Ridge regression is an alternative to least squares regression when predictors is highly correlated and it can effectively eliminates collinearity, leading to more precise, and therefore more interpretable, parameter estimates.

Introduction

Ridge regression method is one of the so-called “shrinkage methods”, which is usually applied to a regression model when there is instablity resulting from collinearity of predictors.

In ordinary linear regression (OLS), the estimates of coefficient \(\beta\) are given by: \[\hat\beta=(X^TX)^{-1}X^Ty.\] When the predictors are collinear or almost collinear, the matrix \(X^TX\) here becomes singular (rarely the case) or almost singular, then the inverse would respond sensitively to errors, which results in instability of prediction. To solve this problem, we may consider midifying \(X^TX\) to make it determinate (then \((X^TX)^{-1}\) would be calculable), which effectively collinearity, leading to more precise, and therefore more interpretable, parameter estimates.

This is achieved by introducing a penalty term into the loss function: \[(y-X\beta)^T(y-X\beta)+\lambda\sum_j\beta_j^2.\] The \(\beta\) that minimizes the new loss function is the ridge regression estimate of \(\beta\): \[\hat\beta=(X^TX+\lambda I)^{-1}X^Ty.\] It is clearly biased as \(E(\hat\beta)=(X^TX+\lambda I)^{-1}(X^TX)\beta\) (shrinking the coefficients towards \(0\)), but note that \((X^TX)^{-1}\) is replaced by \((X^TX+\lambda I)^{-1}\) here, which should be calculable.

In fact, ridge regression makes a trade-off between bias and variance in prediction. With a sacrifice of introducing a relatively small bias, you may expect a large reduction in the variance, and thus in the mean-squared error: \[MSE=E(\hat\beta-\beta)^2=(E(\hat\beta-\beta))^2+E(\hat\beta-E\hat\beta)^2=\mathrm{bias^2+variance}.\]

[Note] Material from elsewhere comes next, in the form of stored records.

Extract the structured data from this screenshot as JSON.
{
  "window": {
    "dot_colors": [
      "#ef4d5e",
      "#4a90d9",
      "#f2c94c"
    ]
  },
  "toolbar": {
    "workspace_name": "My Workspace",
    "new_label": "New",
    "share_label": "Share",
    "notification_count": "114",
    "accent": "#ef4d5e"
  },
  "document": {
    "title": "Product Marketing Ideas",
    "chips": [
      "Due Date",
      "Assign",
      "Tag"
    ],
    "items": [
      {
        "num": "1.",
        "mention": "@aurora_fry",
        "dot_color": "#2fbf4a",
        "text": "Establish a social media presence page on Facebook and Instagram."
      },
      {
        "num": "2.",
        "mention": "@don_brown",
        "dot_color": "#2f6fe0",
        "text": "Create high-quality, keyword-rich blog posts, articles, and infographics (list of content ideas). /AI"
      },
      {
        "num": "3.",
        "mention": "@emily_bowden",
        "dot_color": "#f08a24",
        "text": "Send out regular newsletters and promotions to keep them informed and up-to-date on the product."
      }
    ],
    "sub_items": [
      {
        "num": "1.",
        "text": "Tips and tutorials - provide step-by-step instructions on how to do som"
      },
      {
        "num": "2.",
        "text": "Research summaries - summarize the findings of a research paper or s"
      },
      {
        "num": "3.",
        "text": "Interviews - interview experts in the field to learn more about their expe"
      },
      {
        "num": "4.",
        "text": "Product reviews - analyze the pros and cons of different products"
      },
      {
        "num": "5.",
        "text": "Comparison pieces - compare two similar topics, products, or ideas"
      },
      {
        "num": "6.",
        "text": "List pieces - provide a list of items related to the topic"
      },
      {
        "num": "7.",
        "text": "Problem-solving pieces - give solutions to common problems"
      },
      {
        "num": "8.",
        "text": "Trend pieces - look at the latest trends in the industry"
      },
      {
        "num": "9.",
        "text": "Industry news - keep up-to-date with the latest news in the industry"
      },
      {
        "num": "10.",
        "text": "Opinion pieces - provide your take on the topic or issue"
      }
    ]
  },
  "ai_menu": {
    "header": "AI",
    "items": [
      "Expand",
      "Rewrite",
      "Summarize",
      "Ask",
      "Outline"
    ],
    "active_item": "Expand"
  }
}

Description of the example data

For our data analysis below, we will use the data set seatpos. This dataset appears is available in R paCkage:faraway. The variables are Age in year (Age), Weight in lbs (Weight), Height in shoes in cm (HtShoes), Height bare foot in cm (Ht), Seated height in cm (Seated), lower arm length in cm (Arm), Thigh length in cm (Thigh), Lower leg length in cm (Leg), and horizontal distance of the midpoint of the hips from a fixed location in the car in mm (hipcenter). We are going to use all variables except hipcenter to predict it.

We use ggplot2 pacakge to visualize the correlation between predictors.

According to the heatmap plot we get here, we can easily see that there is a collinearity problem between predictors. So we need to implement ridge regression here.